В разрушенном Чернигове
Вскоре после окончания войны довелось побывать и в Чернигове. Прекрасный город лежал в развалинах. Там, где высились перед войной многоэтажные жилые дома, магазины, институты, теперь остались только кучи битого кирпича. Здание педагогического института, где я когда-то учился, стояло закопченное, пустое, без окон, без полов. Даже каменные ступеньки в парке разбиты. На стенах разрушенных домов — надписи на немецком языке, знаки свастики.
Никакие стихийные бедствия не могли бы сравниться с тем адом разрушений, какой прошел по нашим древним украинским городам! Извержение Везувия, когда трагически погиб город Помпея, — извержение, печальная память о котором сохранилась у человечества на многие века, было в тысячи раз слабее, чем планомерные разрушения фашистских каннибалов.

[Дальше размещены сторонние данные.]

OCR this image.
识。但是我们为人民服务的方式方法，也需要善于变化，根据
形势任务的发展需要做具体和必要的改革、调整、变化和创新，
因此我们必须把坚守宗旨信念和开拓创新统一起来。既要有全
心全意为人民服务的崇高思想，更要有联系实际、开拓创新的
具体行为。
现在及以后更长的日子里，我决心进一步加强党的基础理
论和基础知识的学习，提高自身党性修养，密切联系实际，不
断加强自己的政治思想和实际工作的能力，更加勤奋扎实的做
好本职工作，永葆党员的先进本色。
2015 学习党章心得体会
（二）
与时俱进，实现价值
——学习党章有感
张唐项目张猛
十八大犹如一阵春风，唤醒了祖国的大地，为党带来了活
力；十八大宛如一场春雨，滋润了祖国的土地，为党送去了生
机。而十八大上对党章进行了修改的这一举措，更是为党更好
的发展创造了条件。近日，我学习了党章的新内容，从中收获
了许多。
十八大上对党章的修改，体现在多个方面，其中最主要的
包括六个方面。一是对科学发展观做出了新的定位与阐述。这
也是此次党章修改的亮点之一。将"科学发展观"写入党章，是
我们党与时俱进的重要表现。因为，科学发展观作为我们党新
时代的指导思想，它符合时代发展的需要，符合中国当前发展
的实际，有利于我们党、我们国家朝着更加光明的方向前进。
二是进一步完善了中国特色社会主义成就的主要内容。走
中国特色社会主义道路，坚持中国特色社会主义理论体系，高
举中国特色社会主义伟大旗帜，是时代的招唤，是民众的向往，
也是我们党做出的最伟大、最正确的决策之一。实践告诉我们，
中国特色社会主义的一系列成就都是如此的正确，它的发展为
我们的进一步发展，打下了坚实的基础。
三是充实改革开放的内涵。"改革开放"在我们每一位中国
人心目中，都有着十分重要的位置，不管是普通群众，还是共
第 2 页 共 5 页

Я шел по улице, погруженный в свои невеселые мысли. Вдруг кто-то окликнул меня. Оглянувшись, едва узнал Георгия Ивановича Горобца. Мы все привыкли видеть его в полушубке и в валенках, со стамеской или напильником в руках. Теперь он был во флотском кителе с золочеными пуговицами, в черной капитанской фуражке. Свежевыбритый, нарядный, улыбающийся и спокойный, он производил странное впечатление среди развалин.
Мы расцеловались.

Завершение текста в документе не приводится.